Björn Grube holte den Vogel von der Stange
10.06.2012 | 15:59 Uhr 2012-06-10T15:59:00+0200
Iserlohn. Die Schützengemeinschaft Dröscheder Feld hat am vergangenen Wochenende mit vielen Gästen gefeiert. Neuer König wurde Björn Grube, Bürgerkönig Wolfgang Eske vom SV Dördel.
Die Schützengemeinschaft Dröscheder Feld hat einen neuen König: Björn Grube heißt er und holte den Vogel am Samstag mit dem 420. Schuss von der Stange. Zur Königin wählte er „selbstverständlich“ seine Frau Diane, die den rechten Flügel mit dem 336. Schuss erwischt hatte.
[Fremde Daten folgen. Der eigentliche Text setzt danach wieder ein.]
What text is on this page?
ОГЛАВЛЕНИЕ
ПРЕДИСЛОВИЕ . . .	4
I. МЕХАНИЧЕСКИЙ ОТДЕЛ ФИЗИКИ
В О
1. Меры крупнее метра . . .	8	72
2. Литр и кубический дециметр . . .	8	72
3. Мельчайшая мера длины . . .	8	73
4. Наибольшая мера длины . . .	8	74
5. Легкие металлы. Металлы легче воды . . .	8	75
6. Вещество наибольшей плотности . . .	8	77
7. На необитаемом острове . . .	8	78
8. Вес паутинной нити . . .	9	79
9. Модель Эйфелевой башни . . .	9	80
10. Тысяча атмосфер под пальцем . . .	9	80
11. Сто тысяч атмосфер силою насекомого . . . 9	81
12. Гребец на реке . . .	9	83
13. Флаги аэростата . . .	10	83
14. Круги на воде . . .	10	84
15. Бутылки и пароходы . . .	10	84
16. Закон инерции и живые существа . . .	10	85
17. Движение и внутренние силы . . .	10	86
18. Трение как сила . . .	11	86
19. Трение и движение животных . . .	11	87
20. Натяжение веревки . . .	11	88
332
Die weiteren Insignienschützen waren Kaiser Frank Martin (Krone, 48. Schuss), Björn Grube (Apfel, 54. Schuss), Gisela Pollmanns (Zepter, 68. Schuss, Schwanz, 379. Schuss) und Geschäftsführer Karl-Heinz Böhm (linker Flügel, 225. Schuss). Bürgerschützenkönig wurde Wolfgang Eske vom SV Dördel.
Das Schießen verfolgten Gäste vom BSV Grüne, BSV Lössel, SV Westend, Bürgerverein Bösperde, SV Dördel, der 5. Kompanie des IBSV, der Schützengemeinschaft Jägerzug sowie des St. Hubertus Schützenvereins Letmathe mit großem Interesse. Jedoch lichteten sich die Reihen deutlich, als es auf den Anpfiff des ersten EM-Auftrittes der deutschen Fußball-Nationalmannschaft zuging.
Dennoch zeigten sich die Verantwortlichen zufrieden mit ihrem harmonischen Schützenfest auf dem Gelände des Metallgroßhandels Tölke. Dort feiert die SG Dröscheder Feld seit einigen Jahren, weil die notwendige Infrastruktur bereits vorhanden ist. „Das Einzige, was wir noch mitbringen müssen, ist der Schießstand“, erklärt Karl-Heinz Böhm, warum der Verein auf Iserlohner Boden ausweicht.
Vereine halten zusammen
Die Kooperation mit dem SV Dördel habe sich bewährt. „Dafür bedanken wir uns ausdrücklich“, so der Geschäftsführer. Denn die Dördelschützen haben nicht nur den festen Unterstand übernommen, sondern beim Schützenfest am vergangenen Samstag auch die Bewirtung übernommen. „So helfen wir Vereine uns gegenseitig“, sagt Böhm, der - wie viele andere auch - Mitglied beim SV Dördel und bei der SG Dröscheder Feld ist. Ohne diesen Zusammenhalt hätte das diesjährige Fest übrigens auf wackeligen Füßen gestanden: Weil der einzige Schießmeister der Gastgeber am 4. Juni eine Kur antreten musste, sprang kurzerhand eine Vertretung von den Dördelschützen ein.